Klipsch Educators College’s residency program, and particularly those within it supported through the TQP grant, are developed and supported with educator retention in mind. Marian ensures this by maintaining the connection from pre-service teaching work to in-service work through common rubric language. After learning about NIET’s Aspiring Teacher rubric in their college classes, where it is embedded into the coursework, participants in the TQP program work directly with NIET partners that use the NIET Teaching and Learning Standards Rubric, which served as the foundation for developing the aspiring teacher rubric. This makes for a seamless and expected transition for new teachers, eliminating possible steep learning curves and wavered confidence due to being tasked with learning an entirely new protocol when entering an unfamiliar school system.

In addition, participants often stay with the same mentor teachers from their residency at the partner schools, to their employment at the partner district, which directly supports teachers in their transition to the classroom. By maintaining the same rubric and standards, same district, and even the same mentor, student teachers are offered the optimal runway to succeed - and stay - in their classrooms for years to come. 

By transcending from preparation to practice, this robust support structure and lessons embedded in real-life circumstances are proving effective. Recent graduate Hope Spaulding is a shining product of the residency’s first cohort.

Spaulding was enrolled in Marian’s Promise Residency Program from its inception, participating in its first cohort. She started her yearlong residency for the 2020-21 school year at Perry Meridian Middle School, within Perry Township Schools.
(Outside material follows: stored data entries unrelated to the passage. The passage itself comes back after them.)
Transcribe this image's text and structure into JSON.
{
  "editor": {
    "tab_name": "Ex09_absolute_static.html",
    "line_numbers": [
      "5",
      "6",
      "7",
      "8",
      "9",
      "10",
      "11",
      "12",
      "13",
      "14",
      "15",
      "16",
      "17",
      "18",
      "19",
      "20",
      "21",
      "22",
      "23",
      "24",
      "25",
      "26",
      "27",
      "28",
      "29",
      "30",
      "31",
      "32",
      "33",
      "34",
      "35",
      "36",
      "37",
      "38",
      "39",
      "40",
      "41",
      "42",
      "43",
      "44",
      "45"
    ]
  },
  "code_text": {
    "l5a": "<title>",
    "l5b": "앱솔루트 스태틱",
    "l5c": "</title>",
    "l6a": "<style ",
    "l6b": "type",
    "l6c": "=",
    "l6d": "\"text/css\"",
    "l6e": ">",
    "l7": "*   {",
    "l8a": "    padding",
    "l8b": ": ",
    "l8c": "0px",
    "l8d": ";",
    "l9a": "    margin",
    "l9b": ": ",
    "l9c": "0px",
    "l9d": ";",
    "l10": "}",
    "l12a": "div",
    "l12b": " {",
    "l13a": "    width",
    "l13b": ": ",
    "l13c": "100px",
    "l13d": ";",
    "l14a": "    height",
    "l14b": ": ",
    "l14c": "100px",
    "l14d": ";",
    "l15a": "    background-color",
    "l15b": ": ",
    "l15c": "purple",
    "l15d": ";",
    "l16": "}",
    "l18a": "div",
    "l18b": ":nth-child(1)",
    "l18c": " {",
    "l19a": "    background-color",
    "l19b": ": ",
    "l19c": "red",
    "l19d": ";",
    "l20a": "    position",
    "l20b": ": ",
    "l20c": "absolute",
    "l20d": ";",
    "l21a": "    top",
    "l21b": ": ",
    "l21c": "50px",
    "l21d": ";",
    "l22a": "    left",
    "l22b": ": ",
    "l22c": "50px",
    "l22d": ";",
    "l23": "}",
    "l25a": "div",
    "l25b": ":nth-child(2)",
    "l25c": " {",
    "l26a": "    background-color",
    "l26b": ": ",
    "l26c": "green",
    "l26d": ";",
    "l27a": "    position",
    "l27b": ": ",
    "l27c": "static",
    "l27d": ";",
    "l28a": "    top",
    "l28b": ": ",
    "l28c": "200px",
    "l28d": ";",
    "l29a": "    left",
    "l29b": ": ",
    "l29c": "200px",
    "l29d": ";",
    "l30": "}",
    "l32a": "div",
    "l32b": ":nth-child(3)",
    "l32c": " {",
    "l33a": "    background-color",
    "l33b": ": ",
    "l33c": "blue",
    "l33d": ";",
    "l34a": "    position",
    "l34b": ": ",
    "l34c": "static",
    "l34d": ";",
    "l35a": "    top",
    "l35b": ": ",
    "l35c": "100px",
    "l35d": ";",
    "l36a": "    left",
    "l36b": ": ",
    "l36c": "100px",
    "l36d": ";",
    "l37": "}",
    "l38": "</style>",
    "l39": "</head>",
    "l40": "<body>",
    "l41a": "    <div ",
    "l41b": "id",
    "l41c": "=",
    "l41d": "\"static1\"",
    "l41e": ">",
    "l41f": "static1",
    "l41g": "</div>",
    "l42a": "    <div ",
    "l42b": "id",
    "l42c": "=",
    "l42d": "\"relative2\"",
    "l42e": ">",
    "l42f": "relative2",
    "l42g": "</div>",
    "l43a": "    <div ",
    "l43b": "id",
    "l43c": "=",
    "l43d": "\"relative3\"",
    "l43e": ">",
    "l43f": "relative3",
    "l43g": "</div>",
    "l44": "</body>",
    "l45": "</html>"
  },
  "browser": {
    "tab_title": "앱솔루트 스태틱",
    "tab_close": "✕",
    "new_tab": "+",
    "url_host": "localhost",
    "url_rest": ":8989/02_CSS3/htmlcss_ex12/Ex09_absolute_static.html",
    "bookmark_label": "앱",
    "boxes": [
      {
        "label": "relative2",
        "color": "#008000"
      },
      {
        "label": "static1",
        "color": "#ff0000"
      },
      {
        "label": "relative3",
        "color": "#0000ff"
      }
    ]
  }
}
Following her residency, she has been at Southport Middle School, which serves 1210 students as of the 2023-24 school year, of which 68% are students of color, and 77% are eligible for free or reduced meals. Marian’s Promise Residency Program also promotes a grow-your-own pipeline within Indiana schools by connecting student teachers with their local community and districts as they begin their professional careers. 

Spaulding’s district of residence is a longstanding partner of NIET, which provided a seamless transition to a real-life experience with a district familiar with the practices she learned in the classroom through Marian before her clinical experience. Perry Township Schools uses the NIET Teaching and Learning Standards Rubric, offers varied career pathways, and implements weekly cluster meetings among teachers - a staple practice among many NIET partners to promote community and shared learning among teachers while providing them with instructional strategies specifically designed to work with their students. 

Cluster meetings and strategic instructional development offer support for new teachers from day one, giving them one-on-one coaching and mentoring to eliminate some of the challenges that year-one teachers face. 

When districts like Perry Township Schools and Marian University are on the same page on supporting students before they’re even out the door, it gives students like Spaulding the space to learn, grow, and succeed - a foundation that Spaulding said was simply invaluable.

“I loved that I got a full year under a mentor where I could truly get my bearings as a new teacher. One semester just isn’t enough time,” Spaulding said. 

Spaulding’s story is just one out of the four cohorts of students learning and living their way through Marian’s Promise Residency Program and one success joined by all who participated in the TQP grant. According to survey data, out of all the participants supported through the Marian TQP grant, 100% reported feeling well-prepared to start teaching their classroom upon completing residency - a major indication of the impact that the local residency program and preparation with the ATR had on the group. 

While Marian University’s TQP grant is coming to a close, with stories like Spaulding’s illustrating its impact, Klipsch College and the Marian Promise Residency Program continue to keep retention in mind and use NIET’s ATR in its work to guide student teachers through their classes and residencies, so that future teachers enter the profession prepared to elevate the industry, one student at a time.